Piłkarze Stomilu kolejny raz zafundowali swoim fanom nerwową końcówkę. Ostatecznie nasi piłkarze wygrali 3:2 i udowodnili, że zwycięstwo w Pruszkowie nie było przypadkowe. Łukasz Suchocki popisał się trzema asystami w meczu.
Pierwsza połowa idealnie ułużyła się dla zawodników z Olsztyna. Szybko strzelone dwie bramki wydawałoby się, że ustawią spotkanie do końca. Nic bardziej mylnego. Stal Stalowa Wola była wstanie doprowadzić do remisu. Ale po kolei...

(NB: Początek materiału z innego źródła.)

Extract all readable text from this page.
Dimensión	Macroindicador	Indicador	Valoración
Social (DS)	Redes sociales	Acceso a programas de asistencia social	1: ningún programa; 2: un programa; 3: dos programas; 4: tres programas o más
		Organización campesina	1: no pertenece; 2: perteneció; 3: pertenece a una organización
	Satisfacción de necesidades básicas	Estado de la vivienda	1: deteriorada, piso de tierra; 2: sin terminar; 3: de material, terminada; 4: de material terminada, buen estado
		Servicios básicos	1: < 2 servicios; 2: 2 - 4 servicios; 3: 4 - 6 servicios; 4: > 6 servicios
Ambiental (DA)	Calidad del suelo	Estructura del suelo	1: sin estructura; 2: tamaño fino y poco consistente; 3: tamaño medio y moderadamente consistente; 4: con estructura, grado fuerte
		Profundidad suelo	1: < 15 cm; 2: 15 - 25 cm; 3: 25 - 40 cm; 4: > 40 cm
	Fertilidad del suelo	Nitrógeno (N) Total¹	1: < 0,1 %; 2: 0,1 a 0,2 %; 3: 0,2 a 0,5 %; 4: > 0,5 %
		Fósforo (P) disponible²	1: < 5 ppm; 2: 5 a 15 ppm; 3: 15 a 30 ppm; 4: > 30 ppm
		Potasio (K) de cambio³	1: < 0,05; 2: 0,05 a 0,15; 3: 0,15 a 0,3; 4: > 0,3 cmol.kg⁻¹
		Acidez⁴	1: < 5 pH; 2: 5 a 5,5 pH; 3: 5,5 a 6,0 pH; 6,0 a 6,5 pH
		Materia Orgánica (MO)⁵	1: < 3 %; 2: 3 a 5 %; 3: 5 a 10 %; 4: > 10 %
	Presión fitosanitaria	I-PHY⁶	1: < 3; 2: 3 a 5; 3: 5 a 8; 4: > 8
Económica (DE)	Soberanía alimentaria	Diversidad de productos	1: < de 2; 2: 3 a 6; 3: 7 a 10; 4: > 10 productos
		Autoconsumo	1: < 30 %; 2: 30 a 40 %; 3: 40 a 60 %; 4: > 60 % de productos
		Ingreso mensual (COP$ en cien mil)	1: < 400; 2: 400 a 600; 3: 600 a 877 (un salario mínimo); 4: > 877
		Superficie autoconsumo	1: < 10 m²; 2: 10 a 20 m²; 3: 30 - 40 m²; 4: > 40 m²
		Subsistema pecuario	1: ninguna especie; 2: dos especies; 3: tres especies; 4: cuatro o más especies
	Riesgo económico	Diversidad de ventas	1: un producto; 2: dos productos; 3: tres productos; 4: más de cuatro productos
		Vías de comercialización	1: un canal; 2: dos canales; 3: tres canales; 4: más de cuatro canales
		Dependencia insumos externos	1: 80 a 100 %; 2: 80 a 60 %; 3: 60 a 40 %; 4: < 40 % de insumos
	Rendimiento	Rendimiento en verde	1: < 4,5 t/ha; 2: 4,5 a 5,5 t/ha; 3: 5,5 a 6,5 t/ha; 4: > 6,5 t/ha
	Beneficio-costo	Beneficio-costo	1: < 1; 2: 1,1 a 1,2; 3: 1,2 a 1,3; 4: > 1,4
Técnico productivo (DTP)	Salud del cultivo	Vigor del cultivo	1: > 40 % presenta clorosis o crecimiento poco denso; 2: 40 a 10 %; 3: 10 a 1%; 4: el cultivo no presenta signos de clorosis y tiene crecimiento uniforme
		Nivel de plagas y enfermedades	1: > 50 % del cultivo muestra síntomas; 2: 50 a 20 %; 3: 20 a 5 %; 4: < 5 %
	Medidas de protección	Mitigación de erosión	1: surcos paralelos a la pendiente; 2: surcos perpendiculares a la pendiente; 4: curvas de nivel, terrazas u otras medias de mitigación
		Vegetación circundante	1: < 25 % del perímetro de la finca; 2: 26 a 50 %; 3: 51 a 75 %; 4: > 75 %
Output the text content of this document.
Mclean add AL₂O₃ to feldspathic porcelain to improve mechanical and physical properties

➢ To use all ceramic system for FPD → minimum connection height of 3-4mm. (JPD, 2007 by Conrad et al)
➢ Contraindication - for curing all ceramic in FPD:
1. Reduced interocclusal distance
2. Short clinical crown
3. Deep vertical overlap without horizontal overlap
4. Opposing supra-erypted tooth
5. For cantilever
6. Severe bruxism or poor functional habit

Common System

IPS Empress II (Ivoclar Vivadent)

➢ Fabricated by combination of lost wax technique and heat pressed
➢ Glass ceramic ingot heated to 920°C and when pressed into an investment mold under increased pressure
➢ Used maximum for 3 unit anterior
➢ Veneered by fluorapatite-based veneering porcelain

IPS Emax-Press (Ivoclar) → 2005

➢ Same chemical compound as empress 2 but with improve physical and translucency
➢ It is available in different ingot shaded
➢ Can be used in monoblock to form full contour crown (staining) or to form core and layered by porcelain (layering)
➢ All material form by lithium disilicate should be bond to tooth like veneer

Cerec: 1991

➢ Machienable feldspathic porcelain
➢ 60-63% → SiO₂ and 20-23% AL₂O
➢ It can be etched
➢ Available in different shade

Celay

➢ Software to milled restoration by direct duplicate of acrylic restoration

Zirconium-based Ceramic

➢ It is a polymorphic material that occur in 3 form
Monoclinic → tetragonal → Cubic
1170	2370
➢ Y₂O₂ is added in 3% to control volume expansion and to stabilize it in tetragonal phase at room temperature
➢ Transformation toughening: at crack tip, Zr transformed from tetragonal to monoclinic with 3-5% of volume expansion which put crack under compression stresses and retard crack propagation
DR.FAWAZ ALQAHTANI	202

Pierwsza bramka padła po perfekcyjnie wykonanym rzucie rożnym. Dośrodkował "Suchy", a najwyżej w polu karnym wyskoczył Paweł Baranowski i umieścił głową piłkę w siatce. Chwilę później było już 2:0. Suchocki z prawej strony dośrodkował w pole karne, a tam na piłkę czekał Radosław Stefanowicz i głową skierował piłkę do siatki. Po tych dwóch bramkach mecz nieco się wyrównał. Stal Stalowa Wola do gry wróciła pod koniec pierwszej połowy. Rzut wolny precyzyjnie wykonał Marek Kusiak i do przerwy było 2:1 dla Stomilu. Po przerwie moment nieuwagi w polu karnym "biało-niebieskich" i zrobiło się 2:2. Zamieszanie w polu karym wykorzystał Przemysław Żmuda. To nie załamało podopiecznych Zbigniewa Kaczmarka. Stomil Olsztyn w 51 minucie przeprowadził składną akcję i jak się okazało przyniosła ona zwycięstwo w meczu. Suchocki wpadł w pole karne, przytomnie podał do Kuna, a ten strzelił bramkę na 3:2.
- Przy stanie 2:0 moi piłkarze przestali grać. Musimy popracować nad psychiką. Taki zespół jak Stal to wykorzystała i był remis. Na szczęście wszystko dobrze się skończyło. Muszę pochwalić chłopaków, że przy stanie 2:2 umieli się podnieść i strzelić zwycięską bramkę - mówił po meczu Zbigniew Kaczmarek, trener Stomilu Olsztyn.
- Bardzo się cieszę, że się w końcu przełamałem. Grało mi się dzisiaj bardzo dobrze. Cieszą trzy punkty - mówił po meczu Dominik Kun, zdobywca bramki na wagę trzech punktów.
- Od tego jest żeby dogrywać. Trener ustawia mnie na skrzydle, żebym wypracowywał kolegom z drużyny sytuacje bramkowe. Cieszę sie bardzo, że to z moim podań padły dzisiaj bramki. - powiedział po meczu autor trzech asyst - Łukasz Suchocki.
Pod koniec meczu było bardzo nerwowo. Kilka minut przed końcem meczu z boiska "wyleciał" Paweł Baranowski. Olsztyński obrońca czerwony kartonik otrzymał od arbitra za faul na napastniku Stali Stalowa Wola, który wychodził na czystą pozycję.Ostatecznie piłkarze Stomilu Olsztyn wygrali 3:2 i po ostatnim gwizdku sędziego wraz z kibicami mogli świętować zdobycie kolejnych trzech punktów w lidze.
Mini-relacja live:
90+3' - Koniec! Zwycięstwo! BRAWO!
89' - Czerwona kartka dla Pawła Baranowskiego.
69' - Krzysztof Filipek zmienia Suchockiego, który w dniu dzisiejszym zaliczył trzy asysty.
50' - GOOOL! Dominik Kun wykorzystał podanie od Łukasza Suchockiego.
47' - GOOOL! Stal doprowadza do remius. Bramkę strzela Przemysław Żmuda.
46' - Zmiany w Stomilu. Michał Świderski wszedł za Biedrzyckiego, a Łukasz Jegliński za Łukasika.
46' - Początek drugiej połowy.
45+1' - Koniec pierwszej połowy. Prowadzimy 2:1. Druga połowa będzie zapewne nerwowa.
38' - GOOOOL! Tym razem strzela Stal Stalowa Wola. Z rzutu wolnego bramkę dla Stali zdobył Marek Kusik.
9' - GOOOL! I mamy już 2:0! Tym razem z główki strzelił Radosław Stefanowicz.
7' - GOOOL! Bramkę z główki strzelił Paweł Baranowski. Dośrodkowywał Łukasz Suchocki.
1' - początek meczu.
Wyjściowa jedenastka: Piotr Skiba - Arkadiusz Koprucki, Paweł Baranowski, Janusz Bucholc, Bartosz Szaraniec, Radosław Stefanowicz, Paweł Głowacki, Dominik Kun, Paweł Łukasik, Łukasz Suchocki, Igor Biedrzycki.